Ph.D. Dissertation Defense: Garrett Warnell

Friday, July 18, 2014
10:00 a.m.
Room 4424
Maria Hoo
301 405 3681
mch@umd.edu

ANNOUNCEMENT: Ph.D. Dissertation Defense
 
Name: Garrett Warnell

Committee:
Professor Rama Chellappa, Chair
Professor Larry Davis
Professor Piya Pal
Professor Amitabh Varshney
Professor John Benedetto (Dean's Representative)

Date/Time: Friday, July 18, 2014, 10:00am

Location: Room 4172 AV Williams Building

Title: Adaptive Sensing and Processing for Some Computer Vision Problems

Abstract:

This dissertation is concerned with adaptive sensing and processing in computer vision, specifically through the application of computer vision techniques to non-standard sensors.

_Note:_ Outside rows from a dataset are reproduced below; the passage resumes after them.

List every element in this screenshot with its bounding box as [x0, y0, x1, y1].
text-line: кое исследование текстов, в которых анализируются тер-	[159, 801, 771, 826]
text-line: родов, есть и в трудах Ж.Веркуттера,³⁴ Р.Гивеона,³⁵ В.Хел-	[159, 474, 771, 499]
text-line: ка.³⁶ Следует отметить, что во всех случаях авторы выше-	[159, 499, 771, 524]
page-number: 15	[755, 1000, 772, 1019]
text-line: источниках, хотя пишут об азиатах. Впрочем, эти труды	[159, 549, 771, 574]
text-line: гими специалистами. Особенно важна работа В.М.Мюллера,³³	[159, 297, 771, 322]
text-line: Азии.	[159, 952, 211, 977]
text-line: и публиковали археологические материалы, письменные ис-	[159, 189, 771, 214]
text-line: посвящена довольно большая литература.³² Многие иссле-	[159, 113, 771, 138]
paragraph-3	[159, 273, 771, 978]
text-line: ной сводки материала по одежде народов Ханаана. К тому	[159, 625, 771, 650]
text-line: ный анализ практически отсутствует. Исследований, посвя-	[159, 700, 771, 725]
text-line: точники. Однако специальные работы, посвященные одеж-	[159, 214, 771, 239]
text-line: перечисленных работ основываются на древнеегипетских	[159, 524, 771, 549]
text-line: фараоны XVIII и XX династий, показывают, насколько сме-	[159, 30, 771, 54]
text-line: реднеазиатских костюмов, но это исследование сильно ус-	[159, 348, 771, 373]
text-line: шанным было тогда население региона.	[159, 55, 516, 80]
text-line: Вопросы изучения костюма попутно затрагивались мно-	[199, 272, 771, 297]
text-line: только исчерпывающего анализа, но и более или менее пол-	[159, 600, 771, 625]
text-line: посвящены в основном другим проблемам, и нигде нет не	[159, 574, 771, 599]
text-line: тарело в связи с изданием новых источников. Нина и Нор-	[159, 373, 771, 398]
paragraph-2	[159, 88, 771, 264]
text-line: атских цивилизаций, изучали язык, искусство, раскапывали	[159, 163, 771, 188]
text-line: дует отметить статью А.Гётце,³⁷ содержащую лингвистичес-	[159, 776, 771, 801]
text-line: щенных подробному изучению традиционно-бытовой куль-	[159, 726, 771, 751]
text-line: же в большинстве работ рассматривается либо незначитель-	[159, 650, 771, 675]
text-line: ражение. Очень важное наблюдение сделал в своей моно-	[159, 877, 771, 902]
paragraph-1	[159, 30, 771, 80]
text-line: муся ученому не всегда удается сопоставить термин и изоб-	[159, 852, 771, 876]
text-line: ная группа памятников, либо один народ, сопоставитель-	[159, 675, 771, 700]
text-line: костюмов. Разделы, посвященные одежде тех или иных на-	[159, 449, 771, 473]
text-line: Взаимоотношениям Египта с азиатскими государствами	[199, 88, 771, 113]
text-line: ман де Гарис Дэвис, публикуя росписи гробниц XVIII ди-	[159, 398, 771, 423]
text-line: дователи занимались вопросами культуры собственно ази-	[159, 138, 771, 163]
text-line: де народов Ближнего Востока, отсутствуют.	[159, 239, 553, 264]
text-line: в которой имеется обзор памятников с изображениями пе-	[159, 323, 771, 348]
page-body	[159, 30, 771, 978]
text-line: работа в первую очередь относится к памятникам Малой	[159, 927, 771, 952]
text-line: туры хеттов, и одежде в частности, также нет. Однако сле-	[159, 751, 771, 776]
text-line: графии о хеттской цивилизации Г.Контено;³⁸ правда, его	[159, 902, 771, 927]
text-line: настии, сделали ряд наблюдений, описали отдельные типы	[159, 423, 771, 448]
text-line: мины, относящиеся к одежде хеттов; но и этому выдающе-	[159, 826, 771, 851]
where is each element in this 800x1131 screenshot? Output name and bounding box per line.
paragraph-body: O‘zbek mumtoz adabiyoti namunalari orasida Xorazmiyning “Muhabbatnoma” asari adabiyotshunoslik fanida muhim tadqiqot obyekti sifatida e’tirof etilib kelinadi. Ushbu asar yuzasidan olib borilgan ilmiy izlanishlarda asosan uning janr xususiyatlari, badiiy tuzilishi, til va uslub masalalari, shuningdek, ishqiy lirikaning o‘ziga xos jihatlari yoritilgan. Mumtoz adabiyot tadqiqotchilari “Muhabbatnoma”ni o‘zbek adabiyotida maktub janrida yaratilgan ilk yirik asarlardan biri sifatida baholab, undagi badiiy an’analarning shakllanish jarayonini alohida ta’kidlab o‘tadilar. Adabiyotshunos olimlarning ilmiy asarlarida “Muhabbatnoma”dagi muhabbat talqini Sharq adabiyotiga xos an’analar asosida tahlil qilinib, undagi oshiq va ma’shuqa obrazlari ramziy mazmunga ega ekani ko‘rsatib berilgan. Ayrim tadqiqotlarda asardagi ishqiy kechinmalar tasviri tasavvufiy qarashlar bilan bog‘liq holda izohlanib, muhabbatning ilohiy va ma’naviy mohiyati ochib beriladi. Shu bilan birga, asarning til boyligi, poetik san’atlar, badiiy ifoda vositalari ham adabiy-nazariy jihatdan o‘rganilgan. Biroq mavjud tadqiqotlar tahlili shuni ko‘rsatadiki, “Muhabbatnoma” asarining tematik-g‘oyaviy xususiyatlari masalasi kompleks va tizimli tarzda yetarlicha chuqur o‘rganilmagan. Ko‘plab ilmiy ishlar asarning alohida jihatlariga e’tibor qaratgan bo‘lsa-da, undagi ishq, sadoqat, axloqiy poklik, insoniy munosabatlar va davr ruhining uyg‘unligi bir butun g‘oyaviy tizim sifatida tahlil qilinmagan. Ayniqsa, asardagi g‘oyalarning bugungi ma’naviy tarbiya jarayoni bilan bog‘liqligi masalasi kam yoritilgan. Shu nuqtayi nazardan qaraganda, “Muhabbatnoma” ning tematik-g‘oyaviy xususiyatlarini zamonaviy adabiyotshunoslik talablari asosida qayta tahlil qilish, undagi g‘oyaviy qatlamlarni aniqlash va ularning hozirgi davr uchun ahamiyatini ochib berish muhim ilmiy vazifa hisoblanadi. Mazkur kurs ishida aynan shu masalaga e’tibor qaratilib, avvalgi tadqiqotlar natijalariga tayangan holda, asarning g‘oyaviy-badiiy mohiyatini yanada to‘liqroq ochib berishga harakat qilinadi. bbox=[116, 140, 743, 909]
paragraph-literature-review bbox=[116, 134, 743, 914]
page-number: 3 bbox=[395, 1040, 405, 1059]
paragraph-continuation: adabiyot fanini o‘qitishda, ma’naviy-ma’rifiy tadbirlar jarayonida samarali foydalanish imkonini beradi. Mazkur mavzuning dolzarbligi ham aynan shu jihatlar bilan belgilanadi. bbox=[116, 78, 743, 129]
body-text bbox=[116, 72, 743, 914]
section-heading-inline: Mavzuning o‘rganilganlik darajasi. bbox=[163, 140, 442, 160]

In the first part, we adapt the classical computer vision problem of gradient-based surface reconstruction to the phase unwrapping problem that presents itself in, among other applications, interferometric synthetic aperture radar. Specifically, we propose a new formulation of and solution to the classical two-dimensional phase unwrapping problem. As is usually done, we use the wrapped principal phase gradient field as a measurement of the absolute phase gradient field. Since this model rarely holds in practice, we explicitly enforce integrability of the gradient measurements through a sparse error-correction model. Using a novel energy-minimization functional, we formulate the phase unwrapping task as a generalized lasso problem. We then jointly estimate the absolute phase and the sparse measurement errors using the alternating direction method of multipliers (ADMM) algorithm. Using an interferometric synthetic aperture radar noise model, we evaluate our technique for several synthetic surfaces and compare the results to recently-proposed phase unwrapping techniques. Our method applies new ideas from convex optimization and sparse regularization to the well-studied problem of phase unwrapping.

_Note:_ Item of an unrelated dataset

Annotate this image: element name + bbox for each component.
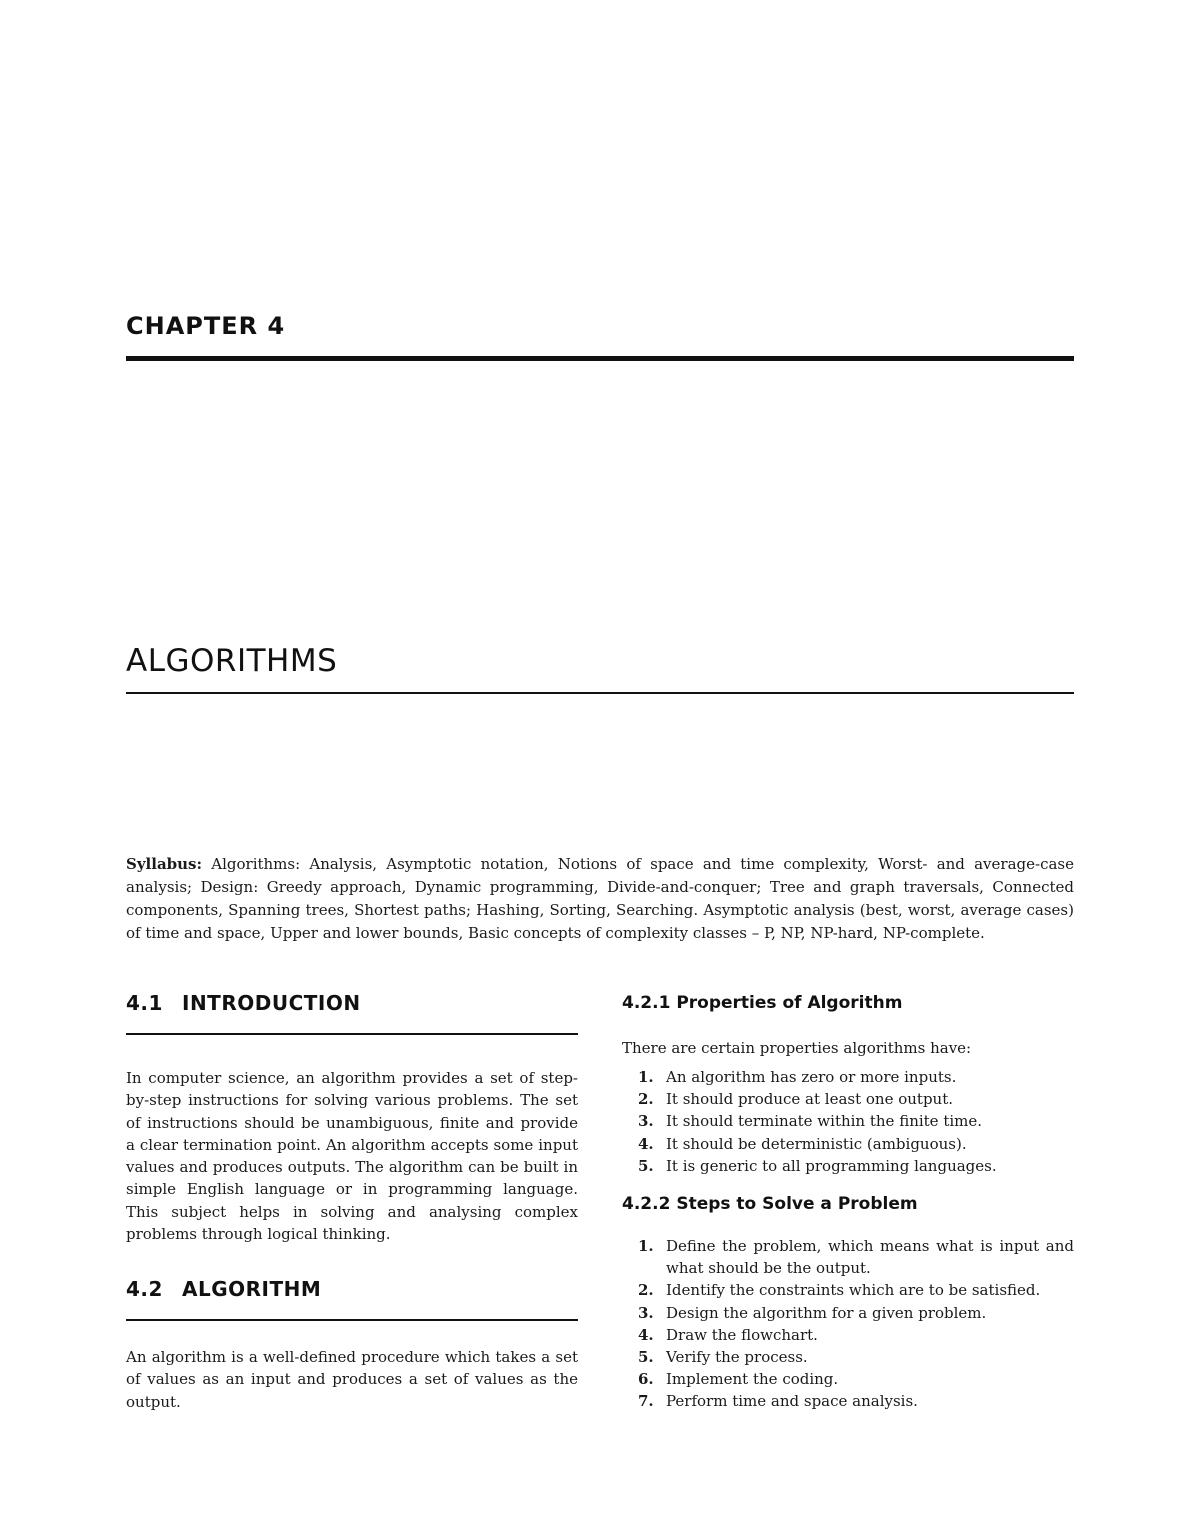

In the second part, we consider the problem of processing and adjusting a non-traditional compressive sensing (CS) camera in real time such that the number of measurements it collects remains proportional to the amount of foreground information currently present in the scene under observations. We provide two novel adaptive-rate CS strategies for sparse, time-varying signals using side information. Our first method utilizes extra cross-validation measurements, and the second one exploits extra low-resolution measurements. Unlike the majority of current CS techniques, we do not assume that we know an upper bound on the number of significant coefficients that comprise the images in the video sequence. Instead, we use the side information to predict the number of significant coefficients in the signal at the next time instant. For each image in the video sequence, our techniques specify a fixed number of spatially-multiplexed CS measurements to acquire, and adjust this quantity from image to image. Our strategies are developed in the specific context of background subtraction for surveillance video, and we experimentally validate the proposed methods on real video sequences.

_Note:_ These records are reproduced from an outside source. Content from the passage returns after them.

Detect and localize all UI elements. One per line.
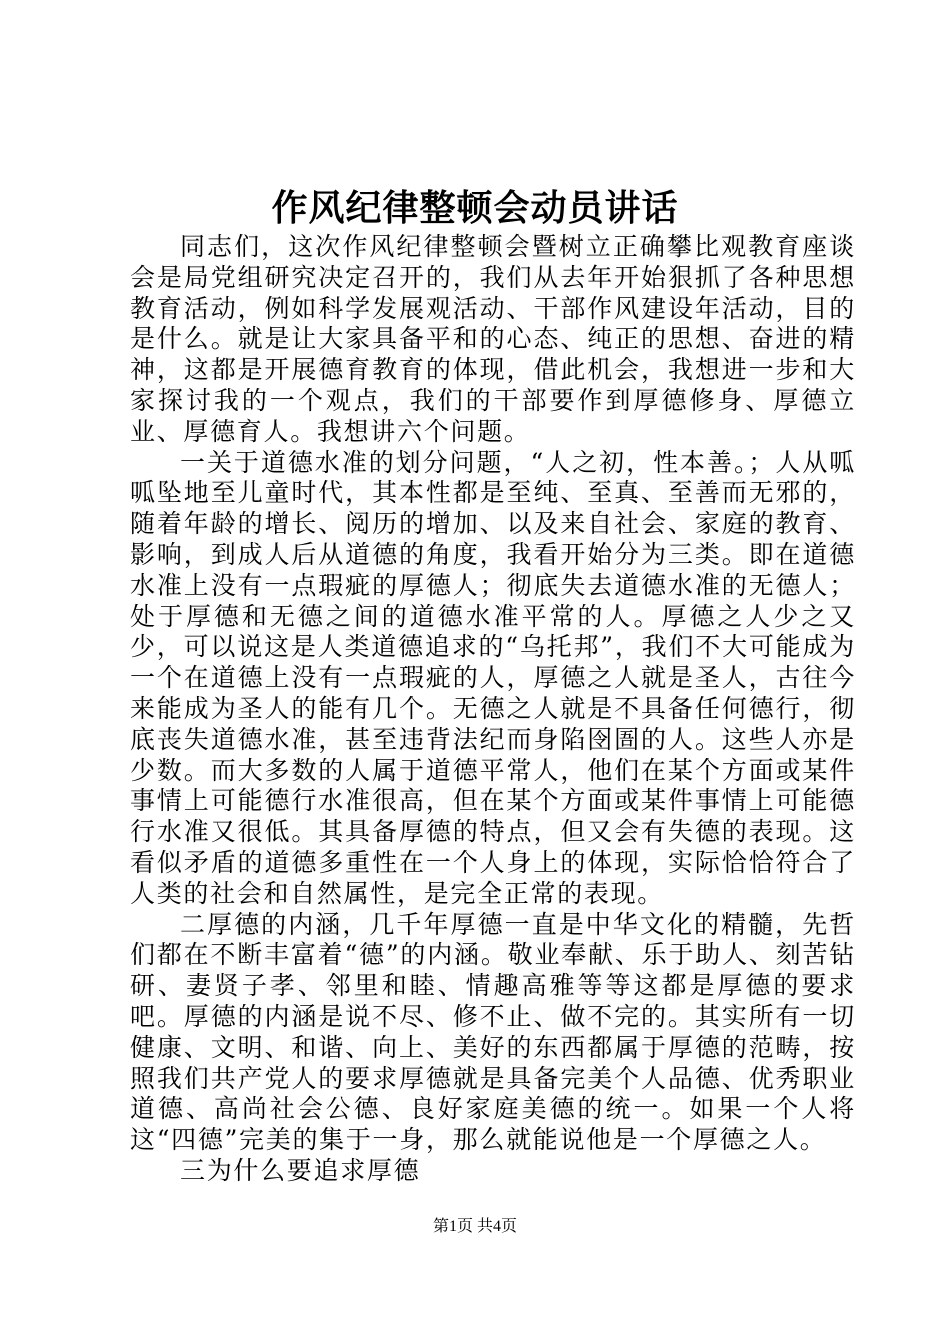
paragraph-section-1: 一关于道德水准的划分问题，“人之初，性本善。；人从呱呱坠地至儿童时代，其本性都是至纯、至真、至善而无邪的，随着年龄的增长、阅历的增加、以及来自社会、家庭的教育、影响，到成人后从道德的角度，我看开始分为三类。即在道德水准上没有一点瑕疵的厚德人；彻底失去道德水准的无德人；处于厚德和无德之间的道德水准平常的人。厚德之人少之又少，可以说这是人类道德追求的“乌托邦”，我们不大可能成为一个在道德上没有一点瑕疵的人，厚德之人就是圣人，古往今来能成为圣人的能有几个。无德之人就是不具备任何德行，彻底丧失道德水准，甚至违背法纪而身陷囹圄的人。这些人亦是少数。而大多数的人属于道德平常人，他们在某个方面或某件事情上可能德行水准很高，但在某个方面或某件事情上可能德行水准又很低。其具备厚德的特点，但又会有失德的表现。这看似矛盾的道德多重性在一个人身上的体现，实际恰恰符合了人类的社会和自然属性，是完全正常的表现。 [130, 447, 856, 908]
document-body [130, 232, 856, 1187]
page-number-footer: 第1页 共4页 [432, 1218, 517, 1235]
paragraph-intro: 同志们，这次作风纪律整顿会暨树立正确攀比观教育座谈会是局党组研究决定召开的，我们从去年开始狠抓了各种思想教育活动，例如科学发展观活动、干部作风建设年活动，目的是什么。就是让大家具备平和的心态、纯正的思想、奋进的精神，这都是开展德育教育的体现，借此机会，我想进一步和大家探讨我的一个观点，我们的干部要作到厚德修身、厚德立业、厚德育人。我想讲六个问题。 [130, 232, 856, 446]
paragraph-section-3-heading: 三为什么要追求厚德 [180, 1155, 421, 1185]
paragraph-section-2: 二厚德的内涵，几千年厚德一直是中华文化的精髓，先哲们都在不断丰富着“德”的内涵。敬业奉献、乐于助人、刻苦钻研、妻贤子孝、邻里和睦、情趣高雅等等这都是厚德的要求吧。厚德的内涵是说不尽、修不止、做不完的。其实所有一切健康、文明、和谐、向上、美好的东西都属于厚德的范畴，按照我们共产党人的要求厚德就是具备完美个人品德、优秀职业道德、高尚社会公德、良好家庭美德的统一。如果一个人将这“四德”完美的集于一身，那么就能说他是一个厚德之人。 [130, 909, 856, 1155]
document-title: 作风纪律整顿会动员讲话 [271, 187, 679, 229]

Finally, we consider a problem motivated by the application of active pan-tilt-zoom (PTZ) camera control in response to visual saliency. We extend the classical notion of this concept to multi-image data collected using a stationary PTZ camera by introducing the concept of consistency: the requirement that the set of generated saliency maps should each assign the same saliency value to distinct regions of the environment that appear in more than one image. We show that processing each image independently will often fail to provide a consistent measure of saliency, and that using an image mosaic to quantify saliency suffers from several drawbacks. We then propose ray saliency: a mosaic-free method for calculating a consistent measure of bottom-up saliency. Experimental results demonstrating the effectiveness of the proposed approach are presented.